A maioria dos participantes eram norte-americanos a viver em França, mas sindicatos franceses e organizações de defesa dos direitos humanos juntaram-se também pela primeira vez ao protesto, alargando o seu alcance local. O evento em Paris fez parte de um dia internacional de ação coordenada, ligado a manifestações por todos os Estados Unidos, onde, segundo os organizadores, tinham sido registados mais de 3 100 eventos nos 50 estados.

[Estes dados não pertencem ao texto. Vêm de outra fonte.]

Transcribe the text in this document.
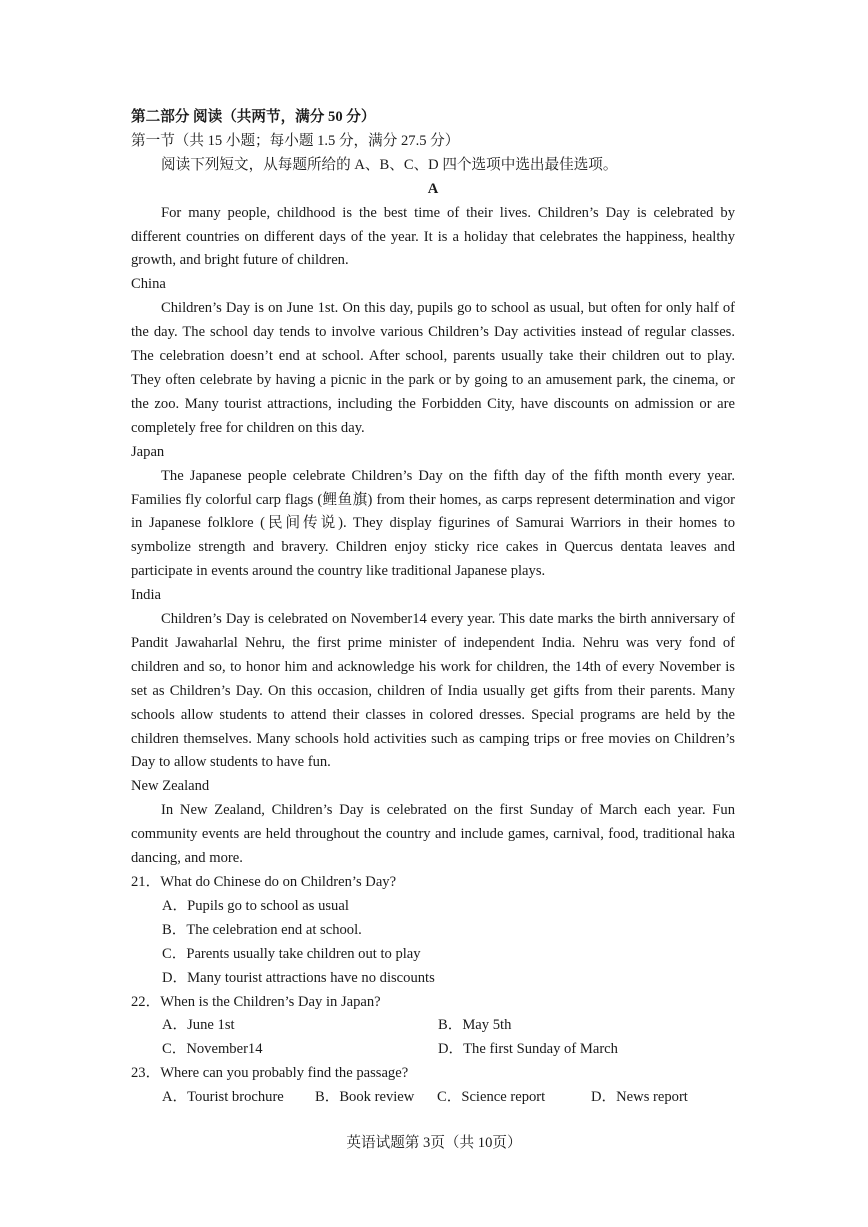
第二部分 阅读（共两节，满分 50 分）
第一节（共 15 小题；每小题 1.5 分，满分 27.5 分）
阅读下列短文，从每题所给的 A、B、C、D 四个选项中选出最佳选项。
A
For many people, childhood is the best time of their lives. Children’s Day is celebrated by different countries on different days of the year. It is a holiday that celebrates the happiness, healthy growth, and bright future of children.
China
Children’s Day is on June 1st. On this day, pupils go to school as usual, but often for only half of the day. The school day tends to involve various Children’s Day activities instead of regular classes. The celebration doesn’t end at school. After school, parents usually take their children out to play. They often celebrate by having a picnic in the park or by going to an amusement park, the cinema, or the zoo. Many tourist attractions, including the Forbidden City, have discounts on admission or are completely free for children on this day.
Japan
The Japanese people celebrate Children’s Day on the fifth day of the fifth month every year. Families fly colorful carp flags (鲤鱼旗) from their homes, as carps represent determination and vigor in Japanese folklore (民间传说). They display figurines of Samurai Warriors in their homes to symbolize strength and bravery. Children enjoy sticky rice cakes in Quercus dentata leaves and participate in events around the country like traditional Japanese plays.
India
Children’s Day is celebrated on November14 every year. This date marks the birth anniversary of Pandit Jawaharlal Nehru, the first prime minister of independent India. Nehru was very fond of children and so, to honor him and acknowledge his work for children, the 14th of every November is set as Children’s Day. On this occasion, children of India usually get gifts from their parents. Many schools allow students to attend their classes in colored dresses. Special programs are held by the children themselves. Many schools hold activities such as camping trips or free movies on Children’s Day to allow students to have fun.
New Zealand
In New Zealand, Children’s Day is celebrated on the first Sunday of March each year. Fun community events are held throughout the country and include games, carnival, food, traditional haka dancing, and more.
21．What do Chinese do on Children’s Day?
A．Pupils go to school as usual
B．The celebration end at school.
C．Parents usually take children out to play
D．Many tourist attractions have no discounts
22．When is the Children’s Day in Japan?
A．June 1st	B．May 5th
C．November14	D．The first Sunday of March
23．Where can you probably find the passage?
A．Tourist brochure	B．Book review	C．Science report	D．News report
英语试题第 3页（共 10页）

O protesto em França mostrou como a oposição a Trump está agora a mobilizar-se muito para lá dos Estados Unidos. Os organizadores referiram que o movimento se estendeu também a várias cidades europeias, incluindo outras concentrações em França, e apresentaram a manifestação de Paris como simultaneamente política e simbólica. Os manifestantes criticaram a política de imigração, a escalada militar e aquilo que consideram ser um enfraquecimento das normas democráticas. Uma das organizadoras, Ada Shen, afirmou que os participantes contestavam políticas "ilegais, imorais e irresponsáveis" e "guerras sem fim".
Para os norte-americanos no estrangeiro, a concentração na Bastilha serviu também como apelo a manter o envolvimento político antes de futuras eleições nos Estados Unidos, em particular as intercalares de 2026 e as presidenciais de 2028, em que os votos vindos do exterior podem ajudar a decidir corridas muito renhidas no país.